The origin of the Shroud is unclear. Although we know that the Shroud emerges from Lirey, France, around 1355, its first owners were not very clear about its provenance. The son of Geoffroy de Charny, wrote that his father obtained it as a gift. The granddaughter Marguerite de Charny stated in court that his grandfather acquired the Shroud. A medaillon depicting the Shroud with its double image was found in the Seine River in 1855. It bears the coat of arms of Geoffroy de Charny and his second wife Jeanne de Vergy. Other historical documents show that Geoffroy de Charny, a knight and counselor to king Philip VI of France, had acquired the Shroud.

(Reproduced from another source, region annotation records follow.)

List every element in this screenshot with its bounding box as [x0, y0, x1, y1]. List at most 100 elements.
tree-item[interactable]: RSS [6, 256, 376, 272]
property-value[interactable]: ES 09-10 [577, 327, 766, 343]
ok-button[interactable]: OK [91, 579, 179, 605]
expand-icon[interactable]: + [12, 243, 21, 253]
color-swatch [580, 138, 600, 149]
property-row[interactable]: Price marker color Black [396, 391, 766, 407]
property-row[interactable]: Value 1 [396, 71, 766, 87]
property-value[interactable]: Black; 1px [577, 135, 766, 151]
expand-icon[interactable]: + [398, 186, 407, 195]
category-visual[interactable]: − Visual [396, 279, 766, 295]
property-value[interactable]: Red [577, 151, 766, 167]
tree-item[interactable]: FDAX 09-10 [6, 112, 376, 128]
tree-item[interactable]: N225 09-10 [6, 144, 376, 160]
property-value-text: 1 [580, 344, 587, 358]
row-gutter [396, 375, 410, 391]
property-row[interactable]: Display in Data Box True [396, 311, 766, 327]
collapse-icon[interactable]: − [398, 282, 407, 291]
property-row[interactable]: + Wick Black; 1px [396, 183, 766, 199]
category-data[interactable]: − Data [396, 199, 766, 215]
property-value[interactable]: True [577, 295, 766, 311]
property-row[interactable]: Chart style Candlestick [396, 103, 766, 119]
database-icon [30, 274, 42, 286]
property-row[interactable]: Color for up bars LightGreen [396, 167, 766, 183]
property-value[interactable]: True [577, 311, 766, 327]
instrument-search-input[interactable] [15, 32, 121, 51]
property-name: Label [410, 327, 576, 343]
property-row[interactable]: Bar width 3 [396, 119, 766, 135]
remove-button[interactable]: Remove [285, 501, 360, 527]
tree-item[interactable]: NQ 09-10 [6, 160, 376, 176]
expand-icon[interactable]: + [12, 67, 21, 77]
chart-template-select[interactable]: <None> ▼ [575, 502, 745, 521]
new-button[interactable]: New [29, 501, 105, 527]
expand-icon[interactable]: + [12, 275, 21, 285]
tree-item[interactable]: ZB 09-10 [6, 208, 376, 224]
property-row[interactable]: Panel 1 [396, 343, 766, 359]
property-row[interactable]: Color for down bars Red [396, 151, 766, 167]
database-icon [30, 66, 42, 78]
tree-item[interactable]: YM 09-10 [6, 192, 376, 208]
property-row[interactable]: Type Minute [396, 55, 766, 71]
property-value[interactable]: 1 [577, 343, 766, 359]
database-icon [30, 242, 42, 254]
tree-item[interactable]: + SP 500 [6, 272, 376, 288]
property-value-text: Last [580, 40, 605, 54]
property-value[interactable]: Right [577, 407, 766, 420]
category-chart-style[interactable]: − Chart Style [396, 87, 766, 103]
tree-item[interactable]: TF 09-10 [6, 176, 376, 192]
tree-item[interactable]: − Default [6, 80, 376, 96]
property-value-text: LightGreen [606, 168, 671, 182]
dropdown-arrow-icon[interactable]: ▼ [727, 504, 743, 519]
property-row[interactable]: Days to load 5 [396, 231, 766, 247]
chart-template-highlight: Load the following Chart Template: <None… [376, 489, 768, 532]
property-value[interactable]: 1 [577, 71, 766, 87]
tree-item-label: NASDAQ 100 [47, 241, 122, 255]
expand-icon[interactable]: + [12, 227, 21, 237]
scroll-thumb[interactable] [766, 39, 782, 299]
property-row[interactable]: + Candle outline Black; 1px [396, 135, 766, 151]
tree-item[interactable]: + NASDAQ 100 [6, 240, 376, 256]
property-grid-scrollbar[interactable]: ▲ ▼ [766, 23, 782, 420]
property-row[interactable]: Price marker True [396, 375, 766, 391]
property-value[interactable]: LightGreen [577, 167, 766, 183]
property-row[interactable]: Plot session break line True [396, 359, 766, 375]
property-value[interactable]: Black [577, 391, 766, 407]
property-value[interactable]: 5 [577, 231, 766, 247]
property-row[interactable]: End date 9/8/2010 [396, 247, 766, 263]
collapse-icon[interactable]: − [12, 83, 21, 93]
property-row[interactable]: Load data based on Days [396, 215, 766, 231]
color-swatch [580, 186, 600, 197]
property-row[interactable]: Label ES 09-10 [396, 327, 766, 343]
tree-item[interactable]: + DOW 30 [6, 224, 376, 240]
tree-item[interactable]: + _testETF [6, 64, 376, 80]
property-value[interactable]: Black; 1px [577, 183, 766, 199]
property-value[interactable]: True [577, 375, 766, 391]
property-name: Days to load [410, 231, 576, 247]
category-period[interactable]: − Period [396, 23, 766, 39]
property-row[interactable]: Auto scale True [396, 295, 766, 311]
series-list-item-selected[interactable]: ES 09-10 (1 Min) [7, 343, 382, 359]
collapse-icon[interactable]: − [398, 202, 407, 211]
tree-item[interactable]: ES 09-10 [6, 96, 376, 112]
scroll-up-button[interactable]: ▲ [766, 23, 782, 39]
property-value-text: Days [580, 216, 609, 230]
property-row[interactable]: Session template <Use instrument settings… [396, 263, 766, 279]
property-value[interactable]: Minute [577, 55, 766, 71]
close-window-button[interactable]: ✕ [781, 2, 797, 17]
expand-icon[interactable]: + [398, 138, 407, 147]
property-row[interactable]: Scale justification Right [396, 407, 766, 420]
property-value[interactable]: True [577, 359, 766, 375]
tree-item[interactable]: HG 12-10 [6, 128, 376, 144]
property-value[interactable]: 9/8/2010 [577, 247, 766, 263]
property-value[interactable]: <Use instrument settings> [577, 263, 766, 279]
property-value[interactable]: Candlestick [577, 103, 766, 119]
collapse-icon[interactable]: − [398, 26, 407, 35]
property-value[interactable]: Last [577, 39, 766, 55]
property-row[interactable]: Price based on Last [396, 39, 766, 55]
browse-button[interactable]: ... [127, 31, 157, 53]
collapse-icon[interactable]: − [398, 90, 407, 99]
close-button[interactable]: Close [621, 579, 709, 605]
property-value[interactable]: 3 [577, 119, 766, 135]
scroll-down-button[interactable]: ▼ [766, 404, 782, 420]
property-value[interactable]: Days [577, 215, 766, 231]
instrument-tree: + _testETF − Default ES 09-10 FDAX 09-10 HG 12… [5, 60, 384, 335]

A document written around 1525, most probably by the dean of the Church of Lirey, states that Geoffroy de Charny obtained the Shroud from king Philip VI. This gift was related to the tentative by Geoffroy de Charny to regain the city of Calais. The document, though, likely dates the events of the gift incorrectly but probably not by more than a few years. Since Louis IX, the Sainte-Chapelle of Paris housed one of the most famous relics of Christ, among them the Crown of Thorns and a large piece of the cross. These relics came from Constantinople. Philip VI could have taken the Shroud from one of these relics but without realizing that an image was on the cloth.

I invite the reader to read a short paper written by the professional photographer Aldo Guerreschi at The Turin Shroud: from the photo to the three-dimensional. In this paper, Aldo presents a personal experience of examining the Turin Shroud after the 1997 fire. I think that this personal introduction to the Shroud will give you a sense of the exceptional image inscribed on it. I quote from this paper:
While photography has the advantage of fixing an image in time and of concentrating it so that whichever angle you look at it from it remains the same, with the Shroud itself that is not the case.

Moving around that table from a certain angle I saw this image so faded as if to practically disappear, while from others it seemed as if the figure were almost outside the sheet; it was, I repeat, an incredible emotion. At that moment I knew that this image was unique.

Let me tell you more.

I asked permission to photograph some details of the face. As I said previously, I thought I knew it well.. I approached the face placing my camera at a distance of about 20 - 30 cm, aimed the camera at the face and saw ... nothing in the viewfinder; "and yet" I said " I know it by heart." I had to beg my friend to point to the position of the eye, because from a distance of 30 cm I could not see it. I could only see it as I moved away from it. So it is a barely perceptible image, one which escapes you, which leaves you perplexed.

I am convinced that if people could see it from close up they would not only feel great emotion, but would also realize the real consistency of this image, which would dispel the many doubts surrounding the authenticity of this sheet which unquestionably enshrouded a corpse, and of this there is absolutely no doubt.